Predict the next observation:

  • Features: Current state and action
  • Target: Next state vector
stream = make_gymnasium_stream(
    "CartPole-v1",
    mode=PredictionMode.NEXT_STATE,
    include_action_in_features=True,  # Required for this mode
)

VALUE Mode

Predict cumulative return (for TD learning):

  • Features: Current state
  • Target: Bootstrapped value estimate
stream = make_gymnasium_stream(
    "CartPole-v1",
    mode=PredictionMode.VALUE,
    gamma=0.99,  # Discount factor
)

TD Learning with TDStream

For proper TD learning with value function bootstrap:

from alberta_framework.streams.gymnasium import TDStream
import gymnasium as gym

env = gym.make("CartPole-v1")
stream = TDStream(
    env=env,
    gamma=0.99,
    seed=42,
)

# The stream automatically computes TD targets:
# target = reward + gamma * V(next_state)

Updating the Value Function

TD learning requires updating the value estimator:

for step, timestep in enumerate(stream):
    # Make prediction
    prediction = learner.predict(state, timestep.observation)

    # Compute TD error
    error = timestep.target - prediction

    # Update learner
    result = learner.update(state, error, timestep.observation)
    state = result.new_state

    # Update stream's value function estimate
    stream.update_value_function(
        lambda obs: learner.predict(state, obs)
    )

Custom Policies

By default, streams use a random policy.
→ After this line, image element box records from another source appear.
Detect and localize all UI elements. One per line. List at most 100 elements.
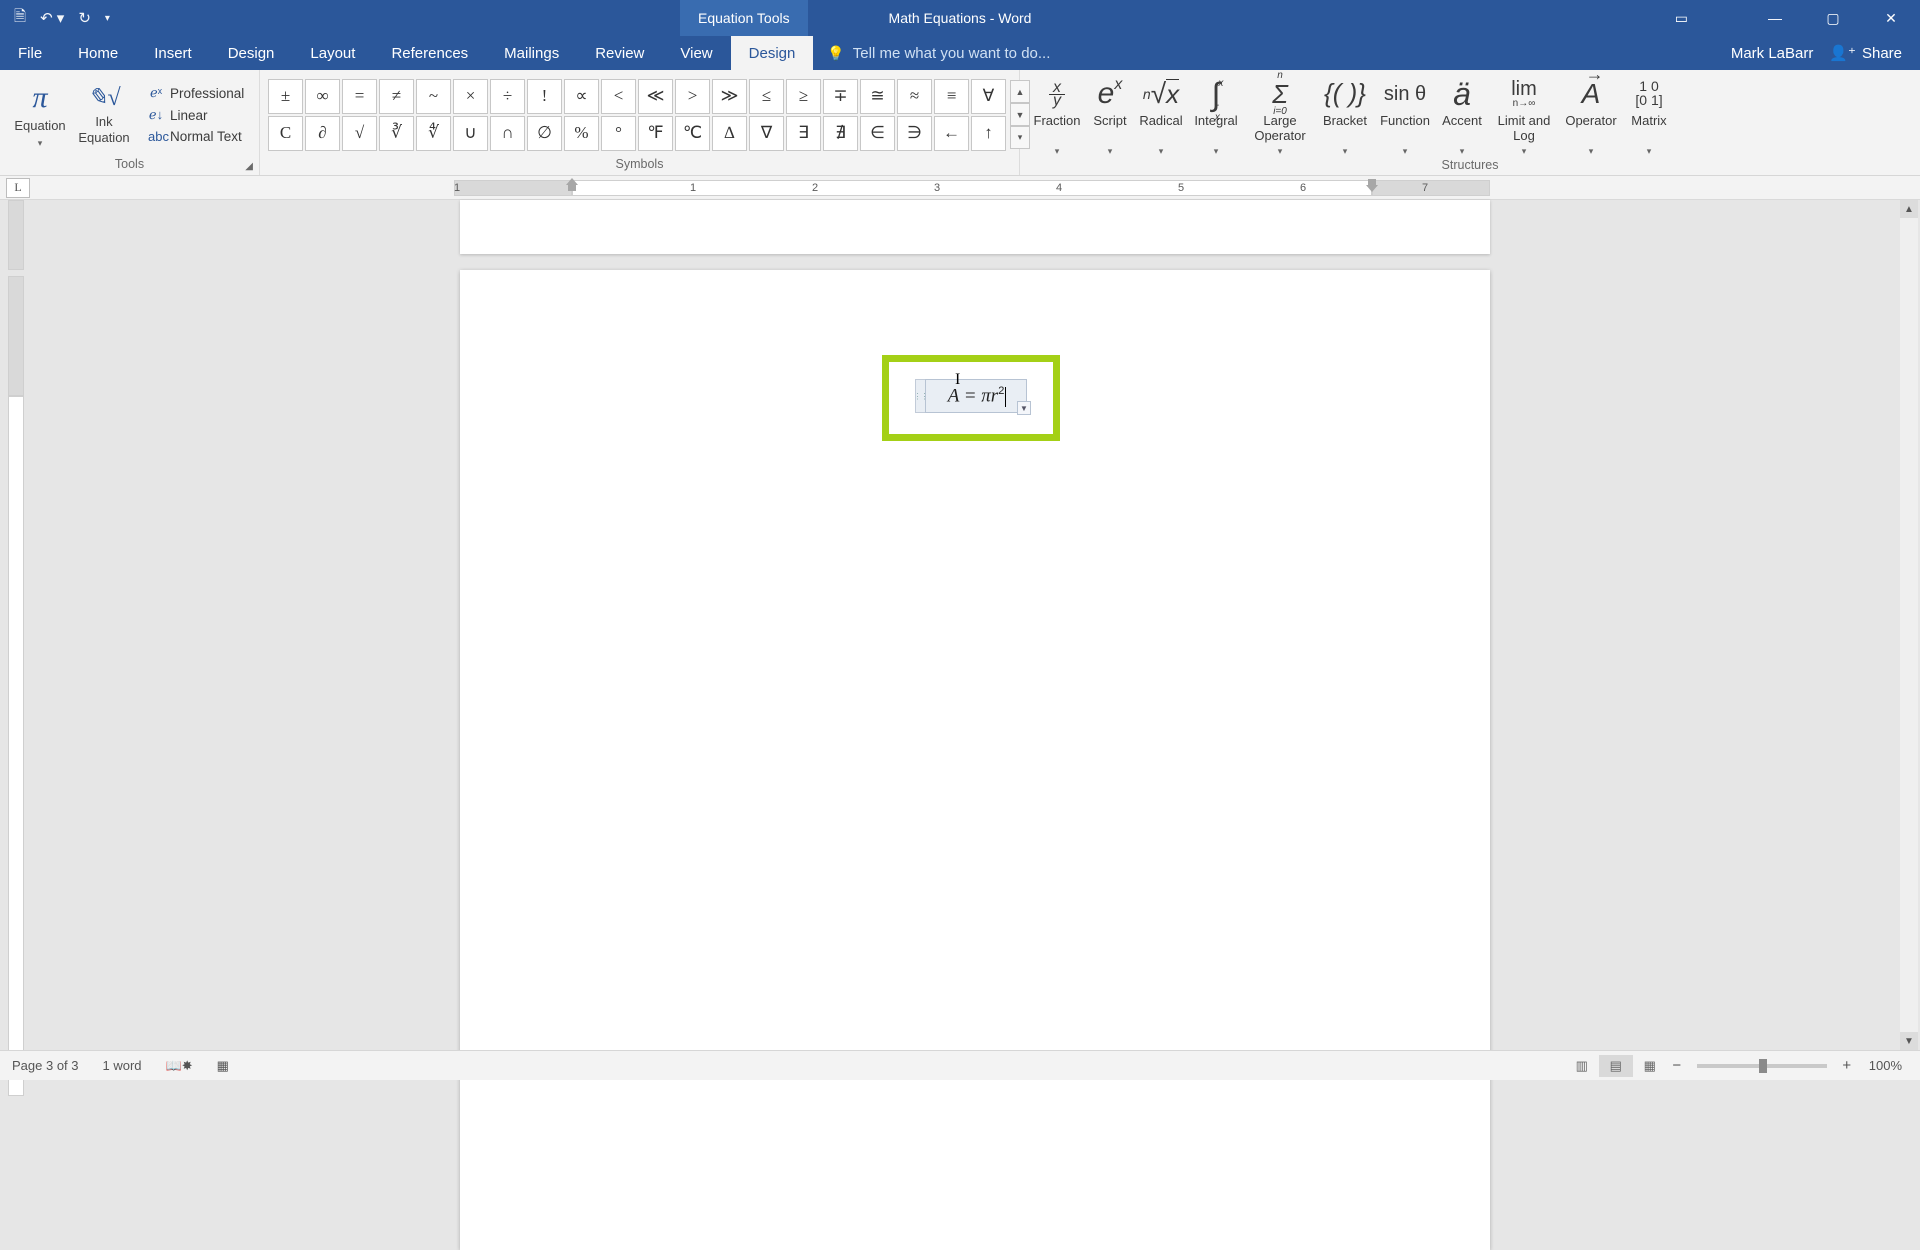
symbol-cell[interactable]: ∄ <box>823 116 858 151</box>
symbol-cell[interactable]: ≠ <box>379 79 414 114</box>
symbol-cell[interactable]: × <box>453 79 488 114</box>
zoom-slider-thumb[interactable] <box>1759 1059 1767 1073</box>
save-icon[interactable]: 🗎 <box>14 6 26 31</box>
macro-icon[interactable]: ▦ <box>205 1058 241 1074</box>
symbol-cell[interactable]: ↑ <box>971 116 1006 151</box>
word-count[interactable]: 1 word <box>91 1058 154 1073</box>
page-indicator[interactable]: Page 3 of 3 <box>0 1058 91 1073</box>
vertical-scrollbar[interactable]: ▲ ▼ <box>1900 200 1918 1050</box>
scroll-up-button[interactable]: ▲ <box>1900 200 1918 218</box>
symbol-cell[interactable]: ∩ <box>490 116 525 151</box>
document-page[interactable]: ⋮⋮ A = πr2 I ▼ <box>460 270 1490 1250</box>
dialog-launcher-icon[interactable]: ◢ <box>245 161 253 172</box>
structure-limit-and-log[interactable]: limn→∞Limit and Log▾ <box>1488 72 1560 156</box>
normal-text-button[interactable]: abcNormal Text <box>144 128 248 145</box>
spellcheck-icon[interactable]: 📖✸ <box>154 1058 205 1074</box>
symbol-cell[interactable]: ± <box>268 79 303 114</box>
structure-script[interactable]: exScript▾ <box>1086 72 1134 156</box>
symbol-cell[interactable]: ∓ <box>823 79 858 114</box>
equation-button[interactable]: π Equation ▾ <box>8 80 72 148</box>
symbol-cell[interactable]: C <box>268 116 303 151</box>
zoom-in-button[interactable]: + <box>1837 1057 1857 1074</box>
symbol-cell[interactable]: ∇ <box>749 116 784 151</box>
tab-references[interactable]: References <box>373 36 486 70</box>
symbol-cell[interactable]: < <box>601 79 636 114</box>
read-mode-button[interactable]: ▥ <box>1565 1055 1599 1077</box>
ribbon-display-options-icon[interactable]: ▭ <box>1675 0 1688 36</box>
professional-button[interactable]: ℯˣProfessional <box>144 84 248 102</box>
symbol-cell[interactable]: ≥ <box>786 79 821 114</box>
zoom-out-button[interactable]: − <box>1667 1057 1687 1074</box>
symbol-cell[interactable]: ∜ <box>416 116 451 151</box>
symbol-cell[interactable]: ≅ <box>860 79 895 114</box>
symbol-cell[interactable]: ← <box>934 116 969 151</box>
share-button[interactable]: 👤⁺ Share <box>1829 36 1920 70</box>
tab-insert[interactable]: Insert <box>136 36 210 70</box>
symbol-cell[interactable]: ≈ <box>897 79 932 114</box>
tab-home[interactable]: Home <box>60 36 136 70</box>
symbol-cell[interactable]: ~ <box>416 79 451 114</box>
structure-radical[interactable]: n√xRadical▾ <box>1134 72 1188 156</box>
symbol-cell[interactable]: ∃ <box>786 116 821 151</box>
structure-integral[interactable]: ∫x-xIntegral▾ <box>1188 72 1244 156</box>
tab-view[interactable]: View <box>662 36 730 70</box>
tab-file[interactable]: File <box>0 36 60 70</box>
tell-me-search[interactable]: 💡 Tell me what you want to do... <box>813 36 1050 70</box>
minimize-button[interactable]: — <box>1746 0 1804 36</box>
symbol-cell[interactable]: √ <box>342 116 377 151</box>
symbol-cell[interactable]: ∆ <box>712 116 747 151</box>
tab-equation-design[interactable]: Design <box>731 36 814 70</box>
structure-fraction[interactable]: xyFraction▾ <box>1028 72 1086 156</box>
symbol-cell[interactable]: ∪ <box>453 116 488 151</box>
symbol-cell[interactable]: ÷ <box>490 79 525 114</box>
symbol-cell[interactable]: ∞ <box>305 79 340 114</box>
qat-more-icon[interactable]: ▾ <box>105 13 110 24</box>
zoom-slider[interactable] <box>1697 1064 1827 1068</box>
tab-selector[interactable]: L <box>6 178 30 198</box>
symbol-cell[interactable]: ∛ <box>379 116 414 151</box>
symbol-cell[interactable]: ≡ <box>934 79 969 114</box>
account-name[interactable]: Mark LaBarr <box>1731 36 1830 70</box>
symbol-cell[interactable]: = <box>342 79 377 114</box>
symbol-cell[interactable]: ∝ <box>564 79 599 114</box>
maximize-button[interactable]: ▢ <box>1804 0 1862 36</box>
tab-review[interactable]: Review <box>577 36 662 70</box>
tab-mailings[interactable]: Mailings <box>486 36 577 70</box>
redo-icon[interactable]: ↻ <box>78 9 91 27</box>
tab-design-main[interactable]: Design <box>210 36 293 70</box>
first-line-indent-marker[interactable] <box>566 178 578 192</box>
symbol-cell[interactable]: ! <box>527 79 562 114</box>
linear-button[interactable]: ℯ↓Linear <box>144 106 248 124</box>
structure-bracket[interactable]: {( )}Bracket▾ <box>1316 72 1374 156</box>
symbol-cell[interactable]: ∈ <box>860 116 895 151</box>
symbol-cell[interactable]: > <box>675 79 710 114</box>
symbol-cell[interactable]: ∀ <box>971 79 1006 114</box>
structure-operator[interactable]: A→Operator▾ <box>1560 72 1622 156</box>
symbol-cell[interactable]: ∅ <box>527 116 562 151</box>
symbol-cell[interactable]: % <box>564 116 599 151</box>
equation-placeholder[interactable]: A = πr2 <box>925 379 1027 413</box>
structure-large-operator[interactable]: nΣi=0Large Operator▾ <box>1244 72 1316 156</box>
structure-matrix[interactable]: [1 00 1]Matrix▾ <box>1622 72 1676 156</box>
right-indent-marker[interactable] <box>1366 178 1378 192</box>
undo-icon[interactable]: ↶ ▾ <box>40 9 64 27</box>
symbol-cell[interactable]: ° <box>601 116 636 151</box>
web-layout-button[interactable]: ▦ <box>1633 1055 1667 1077</box>
symbol-cell[interactable]: ℉ <box>638 116 673 151</box>
symbol-cell[interactable]: ℃ <box>675 116 710 151</box>
scroll-down-button[interactable]: ▼ <box>1900 1032 1918 1050</box>
equation-options-dropdown[interactable]: ▼ <box>1017 401 1031 415</box>
symbol-cell[interactable]: ∂ <box>305 116 340 151</box>
symbol-cell[interactable]: ≫ <box>712 79 747 114</box>
ink-equation-button[interactable]: ✎√ Ink Equation <box>72 84 136 146</box>
structure-accent[interactable]: äAccent▾ <box>1436 72 1488 156</box>
symbol-cell[interactable]: ∋ <box>897 116 932 151</box>
tab-layout[interactable]: Layout <box>292 36 373 70</box>
symbol-cell[interactable]: ≪ <box>638 79 673 114</box>
symbol-cell[interactable]: ≤ <box>749 79 784 114</box>
zoom-level[interactable]: 100% <box>1857 1058 1920 1073</box>
close-button[interactable]: ✕ <box>1862 0 1920 36</box>
equation-move-handle[interactable]: ⋮⋮ <box>915 379 925 413</box>
print-layout-button[interactable]: ▤ <box>1599 1055 1633 1077</box>
structure-function[interactable]: sin θFunction▾ <box>1374 72 1436 156</box>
Create custom policies:

from alberta_framework.streams.gymnasium import (
    make_random_policy,
    make_epsilon_greedy_policy,
)

# Random policy
random_policy = make_random_policy(env, seed=42)

# Epsilon-greedy wrapping another policy
def my_policy(obs):
    return my_action_selection(obs)

eps_policy = make_epsilon_greedy_policy(
    base_policy=my_policy,
    env=env,
    epsilon=0.1,
    seed=42,
)

# Use with stream
stream = make_gymnasium_stream(
    "CartPole-v1",
    policy=eps_policy,
)

Episode Handling

Streams automatically handle episode boundaries:

  • Reset environment when episode ends
  • Continue generating experience seamlessly
  • Track episode count via stream.episode_count
stream = make_gymnasium_stream("CartPole-v1")

for i, timestep in enumerate(stream):
    if i >= 10000:
        break

print(f"Completed {stream.episode_count} episodes")
print(f"Total steps: {stream.step_count}")

Feature Construction

The stream flattens observations and actions into feature vectors:

# CartPole-v1: 4-dim state
# With action (discrete 2): 4 + 2 = 6-dim features (one-hot action)

stream = make_gymnasium_stream(
    "CartPole-v1",
    include_action_in_features=True,
)
print(f"Feature dimension: {stream.feature_dim}")  # 6

Supported Environments

The framework supports:

  • Box observation spaces: Continuous state vectors
  • Discrete action spaces: One-hot encoded into features

Environments with complex observation spaces (Dict, Tuple) are flattened automatically.